Published: 24 May 2013 at 00.49
A Malaysian court on Thursday charged a student activist with sedition and police arrested three others, including two opposition politicians, in what critics decried as a crackdown on dissent.
Tian Chua, leader of the opposition People’s Justice Party and a human rights activist, is arrested by Malaysian policemen on December 14, 2005. A Malaysian court on Thursday charged a student activist with sedition and police arrested three others, including Chua, in what critics decried as a crackdown on dissent.
The latest arrests under the Sedition Act — which Prime Minister Najib Razak pledged last year to repeal — raised tensions amid opposition claims that fraud marred the May 5 general election and cost them victory.
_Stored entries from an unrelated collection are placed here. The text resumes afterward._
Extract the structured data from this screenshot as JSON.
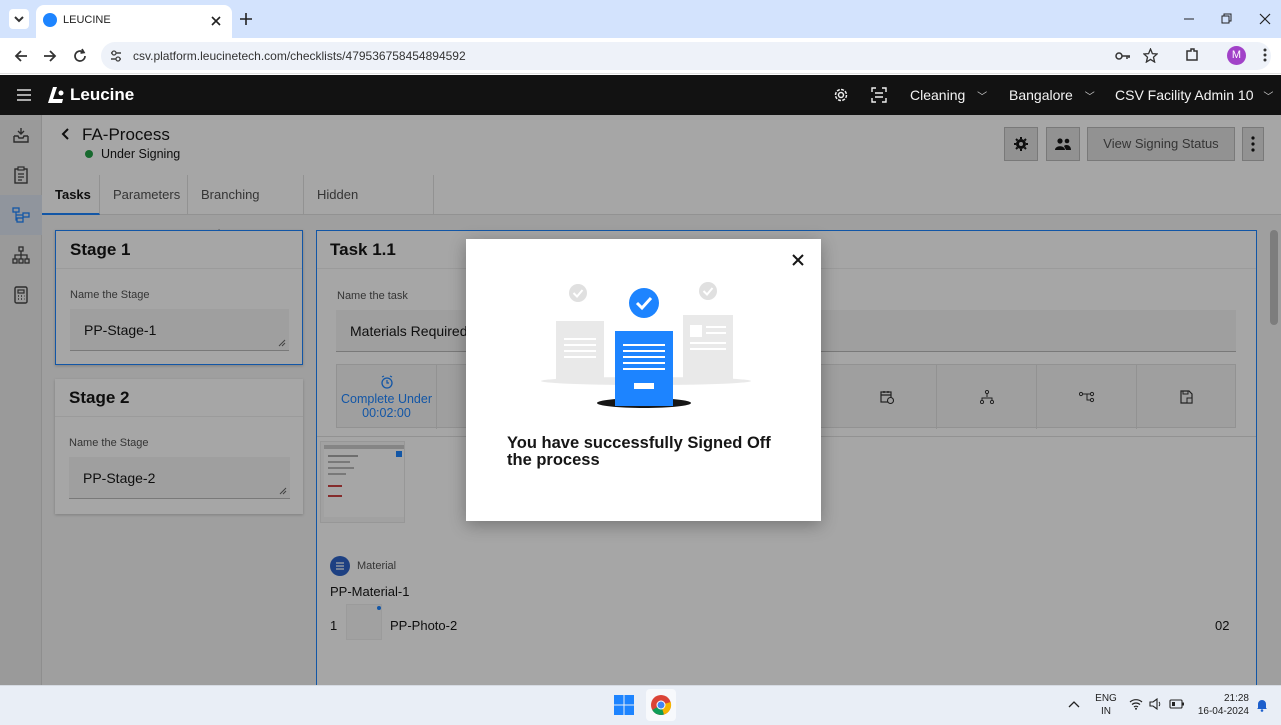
{
  "browser": {
    "tab_title": "LEUCINE",
    "url": "csv.platform.leucinetech.com/checklists/479536758454894592",
    "profile_initial": "M"
  },
  "app": {
    "logo_text": "Leucine",
    "header_dropdowns": [
      "Cleaning",
      "Bangalore",
      "CSV Facility Admin 10"
    ]
  },
  "page": {
    "title": "FA-Process",
    "status": "Under Signing",
    "view_signing_label": "View Signing Status",
    "tabs": [
      "Tasks",
      "Parameters",
      "Branching Rules",
      "Hidden Parameters"
    ]
  },
  "stages": [
    {
      "title": "Stage 1",
      "field_label": "Name the Stage",
      "value": "PP-Stage-1"
    },
    {
      "title": "Stage 2",
      "field_label": "Name the Stage",
      "value": "PP-Stage-2"
    }
  ],
  "task": {
    "title": "Task 1.1",
    "field_label": "Name the task",
    "value": "Materials Required",
    "timer_label": "Complete Under",
    "timer_value": "00:02:00",
    "material_heading": "Material",
    "material_name": "PP-Material-1",
    "item_index": "1",
    "item_name": "PP-Photo-2",
    "item_qty": "02"
  },
  "modal": {
    "message": "You have successfully Signed Off the process"
  },
  "taskbar": {
    "lang_top": "ENG",
    "lang_bottom": "IN",
    "time": "21:28",
    "date": "16-04-2024"
  },
  "colors": {
    "accent": "#1d84ff",
    "status_green": "#24a148",
    "header_bg": "#121212"
  }
}
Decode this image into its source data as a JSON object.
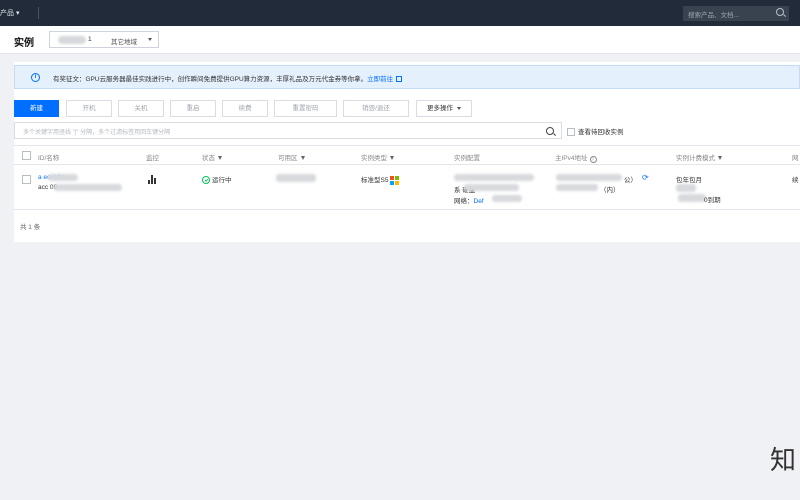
{
  "topbar": {
    "products_label": "产品",
    "search_placeholder": "搜索产品、文档..."
  },
  "header": {
    "title": "实例",
    "region_number": "1",
    "region_other": "其它地域"
  },
  "notice": {
    "text": "有奖征文：GPU云服务器最佳实践进行中，创作瞬间免费提供GPU算力资源，丰厚礼品及万元代金券等你拿。",
    "link": "立即前往"
  },
  "toolbar": {
    "buttons": [
      "新建",
      "开机",
      "关机",
      "重启",
      "续费",
      "重置密码",
      "销毁/退还"
    ],
    "more": "更多操作"
  },
  "filter": {
    "placeholder": "多个关键字用竖线 \"|\" 分隔，多个过滤标签用回车键分隔",
    "recycle_label": "查看待回收实例"
  },
  "table": {
    "columns": [
      "ID/名称",
      "监控",
      "状态",
      "可用区",
      "实例类型",
      "实例配置",
      "主IPv4地址",
      "实例计费模式",
      "网"
    ],
    "row": {
      "id_partial": "a        eoak1z",
      "name_partial": "acc                   09",
      "status": "运行中",
      "type": "标准型S5",
      "config_partial": "系               硬盘",
      "network_label": "网络：",
      "network_value": "Def",
      "ip_public": "公）",
      "ip_private": "（内）",
      "billing": "包年包月",
      "billing_expire": "0到期",
      "next": "续"
    },
    "footer": "共 1 条"
  },
  "colors": {
    "accent": "#006eff",
    "topbar": "#212b3a",
    "running": "#0abf5b"
  },
  "watermark": "知"
}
Najib’s Barisan Nasional (National Front) coalition won the election, extending its 56-year rule. But opposition rallies, highlighting the fraud claims, have drawn tens of thousands of people throughout the country.
Senior opposition politician Tian Chua, his colleague Tamrin Ghafar, and activist Haris Ibrahim were detained Thursday for investigation under the Sedition Act, Kuala Lumpur police chief Mohmad Salleh said in a statement.
The three were being held over statements made during a public post-election forum on May 13 “inciting” people, he said.
Earlier Thursday student activist Adam Adli Halim was charged under the act over a statement made at the same forum.
The 24-year-old is accused of calling on people to protest at the election results, his lawyer Fadiah Nadwa Fikri said.
The activist pleaded not guilty to the charge, which carries a penalty of up to three years in jail. He had been held in custody for five days until he was charged and released on bail Thursday.
Fadiah slammed the use of the Sedition Act, which Najib vowed to repeal as part of a much-touted drive to strengthen civil liberties, after criticism of its use mounted.
“It’s clearly still being used to stifle dissent,” Fadiah told AFP. “The law is open to abuse… it’s an infringement to freedom of speech and freedom of assembly.”
The home (interior) ministry said it had seized some 2,500 copies of the opposition parties’ newspapers from distributors since Wednesday for failing to meet printing permit regulations.
Saifuddin Nasution Ismail, secretary general of opposition leader Anwar Ibrahim’s party, accused the government of “using undemocratic methods to retain power”.
Chua said earlier Thursday before his arrest that the three-party opposition coalition plans to file election petitions in court to challenge the result in 27 parliamentary seats.
If the challenges were all successful, they would give the opposition victory.
Barisan won 133 of 222 parliamentary seats, but gained only 46.6 percent of the popular vote.
The opposition claims that, amid other problems, the voter rolls were full of irregularities, allegedly to sway the results in favour of Barisan.
The government has denied the election was unfair.